In its seventh session, the Crisis in the Middle East Task Force addressed the topic “Is Energy Independence the Answer to the Problems of the Middle East?” This session, hosted by the Saban Center for Middle East Policy on March 13, 2008, considered both the possibilities and the ramifications of decreasing U.S. dependence on Middle Eastern oil.
Participants argued that it would take the United States about two decades to make a major shift away from oil. However, the need for this over the long-term was recognized. One participant said that by 2020 there would be a very small margin between the supply and demand of oil and that this would create pressure for alternative energy sources. Another participant detailed the importance of developing ways for the United States to be less reliant on oil. Oil is central to both the U.S. and the world economy; in particular, the U.S. transportation system is powered almost entirely by petroleum and this leaves the United States dependant on the oil-producing countries. Furthermore, participants argued that dependence on Middle Eastern oil is slated to increase as the region will have an increasingly large share of the world’s oil over time. While agreeing with this trend in general, one participant noted that the United States gets increased oil from Canada’s oil sands while exports from Saudi Arabia have decreased in recent years. The United States also extracts oil from the Gulf of Mexico’s deep water.
There are a variety of ways to decrease U.S. reliance on oil. One participant advocated ensuring that cars sold in the United States are equipped to run both on gasoline and via another means, such as electricity which the United States has in abundance domestically. This participant argued that making cars that can run on gasoline and alcohol is incredibly inexpensive, costing only about an extra one hundred dollars per car. Despite the headlines that ethanol gets, there are actually many substances that can be used as oil substitutes, including methanol, coal, and natural gas liquids. Another participant commented that the prospects for change in the U.S. approach to energy are good because of the strong bipartisan support for energy independence.
Participants considered the benefits of increased energy independence for the United States. One participant argued that diversifying fuel sources would enable the United States to draw resources from locations outside of the Middle East, thus contributing to the development of poorer countries, fostering positive relations between those countries and the United States and increasing U.S. flexibility in case the political situation in the Middle East requires it in the future. One participant asked whether there would be less interest in energy independence in the wake of a solution to the Israeli-Palestinian conflict. Another participant responded that disruptions in the flow of oil generally stem from tensions in the Persian Gulf and that this was a broader issue.
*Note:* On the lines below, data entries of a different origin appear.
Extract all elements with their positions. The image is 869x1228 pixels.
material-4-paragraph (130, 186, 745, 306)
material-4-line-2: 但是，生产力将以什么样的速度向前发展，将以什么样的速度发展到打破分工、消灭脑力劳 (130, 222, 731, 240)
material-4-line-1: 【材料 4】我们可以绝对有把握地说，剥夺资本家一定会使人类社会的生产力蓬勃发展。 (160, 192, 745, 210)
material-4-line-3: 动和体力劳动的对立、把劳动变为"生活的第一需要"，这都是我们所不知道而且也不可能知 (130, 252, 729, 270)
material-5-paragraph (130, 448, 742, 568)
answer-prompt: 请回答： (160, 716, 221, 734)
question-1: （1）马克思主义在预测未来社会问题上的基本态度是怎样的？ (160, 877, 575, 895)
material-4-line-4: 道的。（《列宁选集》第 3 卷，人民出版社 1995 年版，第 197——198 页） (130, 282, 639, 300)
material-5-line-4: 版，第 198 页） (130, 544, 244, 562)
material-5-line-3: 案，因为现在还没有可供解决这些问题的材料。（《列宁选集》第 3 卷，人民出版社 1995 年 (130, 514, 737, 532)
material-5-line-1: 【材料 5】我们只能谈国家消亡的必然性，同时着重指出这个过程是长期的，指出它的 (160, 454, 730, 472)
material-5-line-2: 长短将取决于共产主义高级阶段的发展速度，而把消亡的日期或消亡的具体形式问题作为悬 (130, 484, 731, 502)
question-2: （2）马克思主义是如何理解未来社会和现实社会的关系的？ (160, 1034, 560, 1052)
However, participants were also skeptical about the extent to which decreased dependence on Middle Eastern oil would change U.S. concerns about the Middle East. One participant explained that the Middle East still has an important location at the center of three continents and that the U.S. will continue to have strategic interests there including countering Iranian threats to regional stability and maintaining Israel’s security. Furthermore, another participant highlighted that the United States is not the only relevant actor here. Even if the United States was energy independent and therefore did not need stability in the Middle East for its energy supply, other countries like India and China would have interests in stability and thus the United States would continue to share these interests even if indirectly.
Furthermore, participants also noted environmental problems with some of the alternative energy sources. Making coal into fuel is particularly problematic and use of the Canadian oil sands also causes environmental destruction.
Participants also looked at the impact that energy independence would have on countries in the Middle East, with some arguing that there was enough time to wean Middle Eastern countries off of oil slowly without creating problems. It was argued that most Gulf states, having internalized their mistakes from squandering the last oil boom and with an eye to the future, are developing their economies and that both oil states and non-oil states were undergoing economic reforms. However, it was also argued that despite these improvements, their strategies are not having the desired economic impacts; for instance, in Saudi Arabia, the oil boom is not benefiting the middle and lower classes.
Concerns were raised about how decreased usage of Middle Eastern oil would impact the populous, poor states in the region which rely on money generated by oil whether in the form of oil remittances or investments from oil-producing states. One participant highlighted the extremely large investments being made by the United Arab Emirates in poorer countries like Egypt. This participant suggested that through this mechanism, U.S. dependence on oil may actually promote regional stability because it enables the oil-rich countries to fund development in poorer countries.
This strategy was critiqued as many of the jobs created through these investments go to foreign laborers and many of the projects created do not make a lasting contribution to economic stimulation. It was suggested that the investments could be improved for development and that a new Presidential administration in Washington could put pressure on oil-rich countries to make investments that would better strengthen the stability of the Middle East even if they are not as economically lucrative for the governments sponsoring them.